The Judge read the charges.

“My son is a good kid. He was tired.” William’s Mom shouted.

The Judge pounded his gavel and ordered everyone to be quiet. Everyone looked at the Mom who was wiping her eyes with a handkerchief.

“Well, young man,” judge said, turning towards William. “Two of the charges against you are more severe that the other three. Do you have an attorney?”

He sounded like a friend and as someone who cared. It was the first time I knew that the kid was charged on five counts — hit and run, no driving license, no plates, no insurance, driving at highway speed in a residential neighborhood. Now I understood why it was not my decision to drop the charges.

“No,” the kid answered.”

“In that case according to the law, it is my duty to appoint one for you. Do you want an attorney?”

The kid answered in the affirmative. His mother seemed agitated. She asked the judge if parents could decide that.

“Parents can advice, but it’s the young man’s decision.”

The judge asked the kid again if he wanted an attorney and received an answer in the affirmative.

The judge then turned to all of us and apologized for the inconvenience he was causing us but it was the law and he was doing his duty. After consulting with Office Jackson he selected a date four weeks out. He passed a note to the kid with the name of the attorney that he should contact.

Once outside the courtroom, Officer Jackson apologized to me saying it was unusual that day that we had to wait for almost three hours.
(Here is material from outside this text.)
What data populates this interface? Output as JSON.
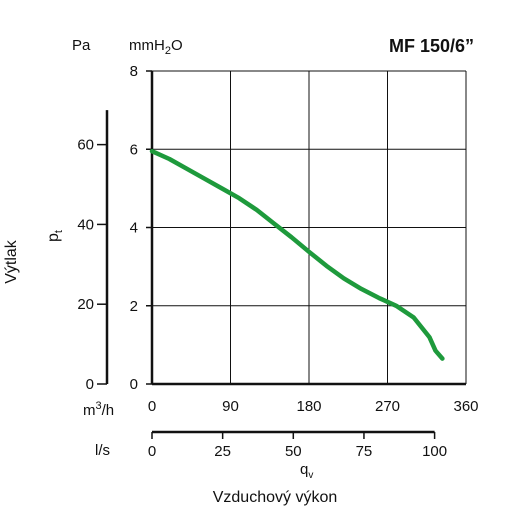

He offered to validate my parking ticket but Angelica had already done that.

I walked back to the parking lot, shivering in the cold, hoping the next time would be swifter and warmer. And it was. The second time around we were done by 10 am. The attorney for the Kid bargained and the judge reprimanded the kid. All charges against him were dropped, I didn’t understand why. The judge ordered him to pay me the damages.

What if he didn’t pay? I didn’t know what my recourse was or whether it was worth wasting my time thinking about it.